As prep, and so that I can be sure the whole idea's not going to fall apart, I've completed two half-size pages which I've included here, alongside the original pages I've worked from.

As the project continues, I'll be adding WIP images to Twitter (where I'm @grthink) and hopefully adding updates here where I'll try and go into more detail about why I've chosen particular pages/series and why I like them so much.

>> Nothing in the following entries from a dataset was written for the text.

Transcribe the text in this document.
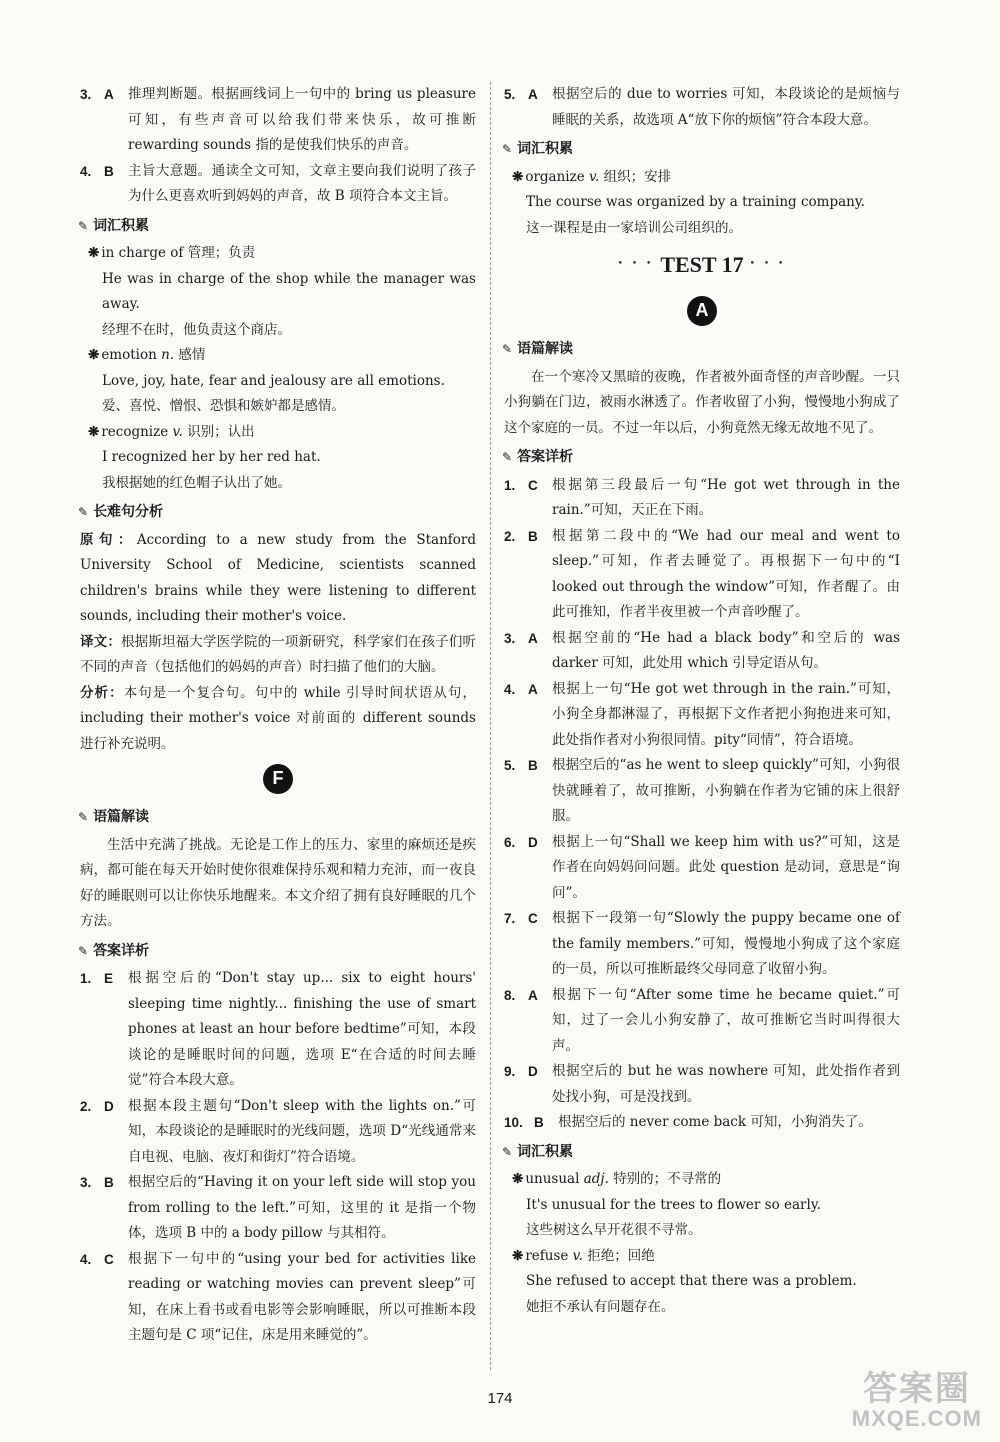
3. A	推理判断题。根据画线词上一句中的 bring us pleasure 可知，有些声音可以给我们带来快乐，故可推断 rewarding sounds 指的是使我们快乐的声音。
4. B	主旨大意题。通读全文可知，文章主要向我们说明了孩子为什么更喜欢听到妈妈的声音，故 B 项符合本文主旨。
✎ 词汇积累
❋ in charge of 管理；负责
He was in charge of the shop while the manager was away.
经理不在时，他负责这个商店。
❋ emotion n. 感情
Love, joy, hate, fear and jealousy are all emotions.
爱、喜悦、憎恨、恐惧和嫉妒都是感情。
❋ recognize v. 识别；认出
I recognized her by her red hat.
我根据她的红色帽子认出了她。
✎ 长难句分析
原句：According to a new study from the Stanford University School of Medicine, scientists scanned children's brains while they were listening to different sounds, including their mother's voice.
译文：根据斯坦福大学医学院的一项新研究，科学家们在孩子们听不同的声音（包括他们的妈妈的声音）时扫描了他们的大脑。
分析：本句是一个复合句。句中的 while 引导时间状语从句，including their mother's voice 对前面的 different sounds 进行补充说明。
F
✎ 语篇解读
生活中充满了挑战。无论是工作上的压力、家里的麻烦还是疾病，都可能在每天开始时使你很难保持乐观和精力充沛，而一夜良好的睡眠则可以让你快乐地醒来。本文介绍了拥有良好睡眠的几个方法。
✎ 答案详析
1. E	根据空后的“Don't stay up... six to eight hours' sleeping time nightly... finishing the use of smart phones at least an hour before bedtime”可知，本段谈论的是睡眠时间的问题，选项 E“在合适的时间去睡觉”符合本段大意。
2. D	根据本段主题句“Don't sleep with the lights on.”可知，本段谈论的是睡眠时的光线问题，选项 D“光线通常来自电视、电脑、夜灯和街灯”符合语境。
3. B	根据空后的“Having it on your left side will stop you from rolling to the left.”可知，这里的 it 是指一个物体，选项 B 中的 a body pillow 与其相符。
4. C	根据下一句中的“using your bed for activities like reading or watching movies can prevent sleep”可知，在床上看书或看电影等会影响睡眠，所以可推断本段主题句是 C 项“记住，床是用来睡觉的”。
5. A	根据空后的 due to worries 可知，本段谈论的是烦恼与睡眠的关系，故选项 A“放下你的烦恼”符合本段大意。
✎ 词汇积累
❋ organize v. 组织；安排
The course was organized by a training company.
这一课程是由一家培训公司组织的。
• • • TEST 17 • • •
A
✎ 语篇解读
在一个寒冷又黑暗的夜晚，作者被外面奇怪的声音吵醒。一只小狗躺在门边，被雨水淋透了。作者收留了小狗，慢慢地小狗成了这个家庭的一员。不过一年以后，小狗竟然无缘无故地不见了。
✎ 答案详析
1. C	根据第三段最后一句“He got wet through in the rain.”可知，天正在下雨。
2. B	根据第二段中的“We had our meal and went to sleep.”可知，作者去睡觉了。再根据下一句中的“I looked out through the window”可知，作者醒了。由此可推知，作者半夜里被一个声音吵醒了。
3. A	根据空前的“He had a black body”和空后的 was darker 可知，此处用 which 引导定语从句。
4. A	根据上一句“He got wet through in the rain.”可知，小狗全身都淋湿了，再根据下文作者把小狗抱进来可知，此处指作者对小狗很同情。pity“同情”，符合语境。
5. B	根据空后的“as he went to sleep quickly”可知，小狗很快就睡着了，故可推断，小狗躺在作者为它铺的床上很舒服。
6. D	根据上一句“Shall we keep him with us?”可知，这是作者在向妈妈问问题。此处 question 是动词，意思是“询问”。
7. C	根据下一段第一句“Slowly the puppy became one of the family members.”可知，慢慢地小狗成了这个家庭的一员，所以可推断最终父母同意了收留小狗。
8. A	根据下一句“After some time he became quiet.”可知，过了一会儿小狗安静了，故可推断它当时叫得很大声。
9. D	根据空后的 but he was nowhere 可知，此处指作者到处找小狗，可是没找到。
10. B	根据空后的 never come back 可知，小狗消失了。
✎ 词汇积累
❋ unusual adj. 特别的；不寻常的
It's unusual for the trees to flower so early.
这些树这么早开花很不寻常。
❋ refuse v. 拒绝；回绝
She refused to accept that there was a problem.
她拒不承认有问题存在。
174	答案圈
MXQE.COM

If you're around in Bremen during September, I hope you'll take a look.

Splundig Vur Thrigg.

On the left: Still Life Page 7. Art by Sean Phillips, written by John Smith,
On the right: Prep page done for my reinterpretation.


Sunday, 10 May 2015


These are a series of images I did on request for a magazine that seems to have disappeared before going to print. I'd initially been asked to do 8 pages of illustrations, said I could do four, and then a pretty full-on case tonsillitis meant that only three got done.

From what I understand the magazine was going to be themed on subcultures of London's East End, and I was given 'chavs' almost definitely because of some illustrations I did for Amelia's Magazine a few years ago. I felt pretty uneasy, especially when looking online for reference, since so much of it is vicious, nasty and horrifically classist. So I tried to make my illustrations monstrous, a reflection of how 'chavs' are viewed, as well as trying to build some sympathy in too -- whether that was successful or not, I don't know.

Earlier sketches and drafts replaced the figure's heads with ant heads, or abstracted tribal masks, but in the end I went with what I know, which worked in my favour. Although, with more time to work on it, who knows what might have been.